I test during class and no one cares. With the advent of cell phones and the fact that *no one* seems to remember to turn their's off, my beeping is probably shrugged off as someone turning off (or on) their cell phone. I've gone low a couple of times, and in those cases, I've left, gotten soda and come back, or just left period if it was a dumb class (which they invariably are). In college, unlike high school, no one really cares if you're there. The only time it would potentially be a problem is during a test, and as I said before, this has yet to happen.
I will say that the teachers I do talk to about my diabetes are my dance teachers. Participation is a large chunk of my grade, and I don't want to get docked points if I have to stop dancing at any point.

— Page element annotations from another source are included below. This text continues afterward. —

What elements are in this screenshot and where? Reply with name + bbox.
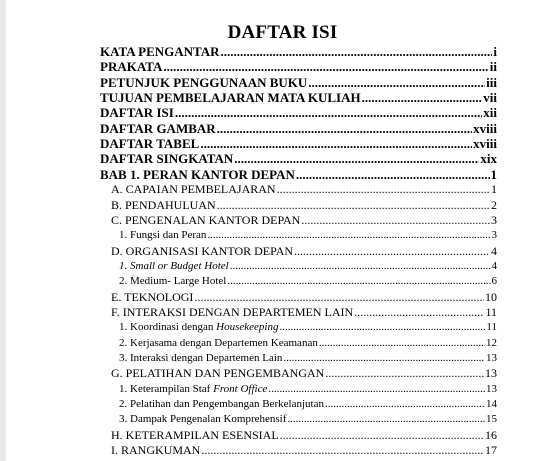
toc-page-number: 12 — [486, 336, 497, 349]
toc-page-number: 4 — [491, 243, 497, 258]
toc-entry-label: D. ORGANISASI KANTOR DEPAN — [111, 243, 294, 258]
toc-entry-label: 2. Pelatihan dan Pengembangan Berkelanjutan — [119, 398, 324, 411]
toc-page-number: 11 — [485, 304, 497, 319]
toc-entry — [111, 366, 497, 381]
toc-entry-label: B. PENDAHULUAN — [111, 197, 216, 212]
toc-entry — [111, 244, 497, 259]
toc-page-number: xii — [483, 105, 497, 121]
toc-entry-label: 3. Interaksi dengan Departemen Lain — [119, 352, 283, 364]
toc-entry-label: C. PENGENALAN KANTOR DEPAN — [111, 212, 301, 227]
toc-page-number: ii — [489, 59, 497, 75]
toc-entry — [111, 182, 497, 197]
toc-entry — [111, 428, 497, 443]
toc-dot-leader — [277, 182, 490, 197]
toc-page-number: iii — [486, 74, 497, 90]
toc-entry — [100, 167, 497, 182]
toc-entry — [119, 382, 497, 397]
toc-page-number: 3 — [491, 229, 497, 242]
toc-dot-leader — [354, 305, 484, 320]
toc-dot-leader — [217, 198, 490, 213]
toc-entry-label: PETUNJUK PENGGUNAAN BUKU — [100, 74, 308, 90]
toc-entry-label: DAFTAR ISI — [100, 105, 174, 121]
toc-entry-label: 1. Keterampilan Staf Front Office — [119, 382, 268, 395]
toc-entry — [119, 228, 497, 243]
toc-entry — [119, 336, 497, 351]
toc-page-number: 1 — [490, 166, 497, 182]
toc-page-number: 17 — [485, 443, 497, 458]
toc-entry — [100, 121, 497, 136]
page-title: DAFTAR ISI — [227, 22, 338, 43]
toc-entry — [100, 75, 497, 90]
toc-entry-label: DAFTAR GAMBAR — [100, 120, 216, 136]
toc-entry-label: E. TEKNOLOGI — [111, 289, 194, 304]
toc-entry-label: KATA PENGANTAR — [100, 44, 220, 59]
toc-entry-label: H. KETERAMPILAN ESENSIAL — [111, 427, 279, 442]
toc-entry — [119, 320, 497, 335]
toc-page-number: 3 — [491, 212, 497, 227]
toc-page-number: 16 — [485, 427, 497, 442]
toc-entry — [111, 290, 497, 305]
toc-dot-leader — [227, 274, 490, 289]
toc-entry — [119, 274, 497, 289]
toc-dot-leader — [279, 320, 485, 335]
toc-dot-leader — [207, 228, 490, 243]
toc-entry — [119, 397, 497, 412]
toc-entry-label: 2. Medium- Large Hotel — [119, 275, 227, 288]
toc-entry — [111, 198, 497, 213]
toc-entry-label: BAB 1. PERAN KANTOR DEPAN — [100, 166, 295, 182]
toc-entry — [100, 59, 497, 74]
toc-page-number: xviii — [473, 136, 497, 152]
toc-page-number: 6 — [491, 275, 497, 288]
toc-dot-leader — [325, 397, 485, 412]
toc-page-number: xix — [480, 151, 497, 167]
toc-dot-leader — [268, 382, 485, 397]
toc-entry-label: G. PELATIHAN DAN PENGEMBANGAN — [111, 366, 325, 381]
toc-entry-label: A. CAPAIAN PEMBELAJARAN — [111, 182, 276, 197]
toc-entry — [119, 259, 497, 274]
toc-entry — [119, 351, 497, 366]
toc-dot-leader — [301, 213, 490, 228]
toc-entry-label: 1. Small or Budget Hotel — [119, 259, 229, 272]
toc-page-number: i — [493, 44, 497, 59]
toc-dot-leader — [201, 443, 484, 458]
toc-entry-label: 1. Koordinasi dengan Housekeeping — [119, 321, 279, 334]
toc-page-number: 15 — [486, 413, 497, 426]
toc-dot-leader — [362, 90, 483, 105]
toc-dot-leader — [319, 336, 485, 351]
toc-page-number: 10 — [485, 289, 497, 304]
toc-dot-leader — [234, 151, 479, 166]
toc-page-number: xviii — [473, 120, 497, 136]
document-page — [6, 0, 559, 461]
toc-dot-leader — [280, 428, 484, 443]
toc-entry-label: 1. Fungsi dan Peran — [119, 229, 207, 242]
toc-dot-leader — [325, 366, 484, 381]
toc-entry-label: F. INTERAKSI DENGAN DEPARTEMEN LAIN — [111, 304, 354, 319]
toc-dot-leader — [308, 75, 485, 90]
toc-dot-leader — [287, 412, 485, 427]
toc-entry — [100, 105, 497, 120]
toc-entry — [119, 412, 497, 427]
toc-dot-leader — [296, 167, 490, 182]
toc-page-number: 13 — [485, 366, 497, 381]
toc-dot-leader — [230, 259, 491, 274]
toc-dot-leader — [221, 44, 493, 59]
toc-page-number: vii — [483, 90, 497, 106]
toc-page-number: 1 — [491, 182, 497, 197]
toc-dot-leader — [217, 121, 472, 136]
toc-entry-label: I. RANGKUMAN — [111, 443, 201, 458]
toc-entry-label: PRAKATA — [100, 59, 163, 75]
toc-page-number: 13 — [486, 382, 497, 395]
toc-page-number: 13 — [486, 352, 497, 364]
toc-dot-leader — [175, 105, 482, 120]
toc-page-number: 4 — [491, 259, 497, 272]
toc-dot-leader — [294, 244, 490, 259]
toc-entry-label: TUJUAN PEMBELAJARAN MATA KULIAH — [100, 90, 361, 106]
toc-page-number: 2 — [491, 197, 497, 212]
toc-entry-label: 3. Dampak Pengenalan Komprehensif — [119, 413, 287, 426]
toc-entry — [100, 90, 497, 105]
toc-entry-label: 2. Kerjasama dengan Departemen Keamanan — [119, 336, 318, 349]
toc-entry — [100, 151, 497, 166]
toc-entry — [111, 305, 497, 320]
toc-entry-label: DAFTAR SINGKATAN — [100, 151, 234, 167]
toc-entry — [100, 136, 497, 151]
toc-page-number: 11 — [486, 321, 497, 334]
toc-entry-label: DAFTAR TABEL — [100, 136, 200, 152]
toc-page-number: 14 — [486, 398, 497, 411]
toc-entry — [111, 443, 497, 458]
toc-dot-leader — [194, 290, 484, 305]
toc-dot-leader — [163, 59, 488, 74]
toc-dot-leader — [283, 351, 485, 366]
toc-dot-leader — [200, 136, 472, 151]
toc-entry — [111, 213, 497, 228]
toc-entry — [100, 44, 497, 59]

Right now I'm taking dance for non-credit, so I can leave and not feel bad, but it's good to have the teachers know I have diabetes just in case I pass out.
I'm also really good friends with my Health Center. They know me by name. We have a Certified Diabetes Educator on campus, so I say hi to her every few months or whenever things are starting to go a little hay-wire. Though since I've been doing the remote services with Gary Scheiner, I haven't had to go in.
So that's my answer! I'm sure it's not very comforting to people. Maybe if I run into some fiasco with a prof I might be more inclined to make a bigger deal about it, but I would rather just not go low during a test than having to convince them that diabetes is the culprit (and not the fact that I waited until 2 in the morning to start studying... not that I've ever done that...).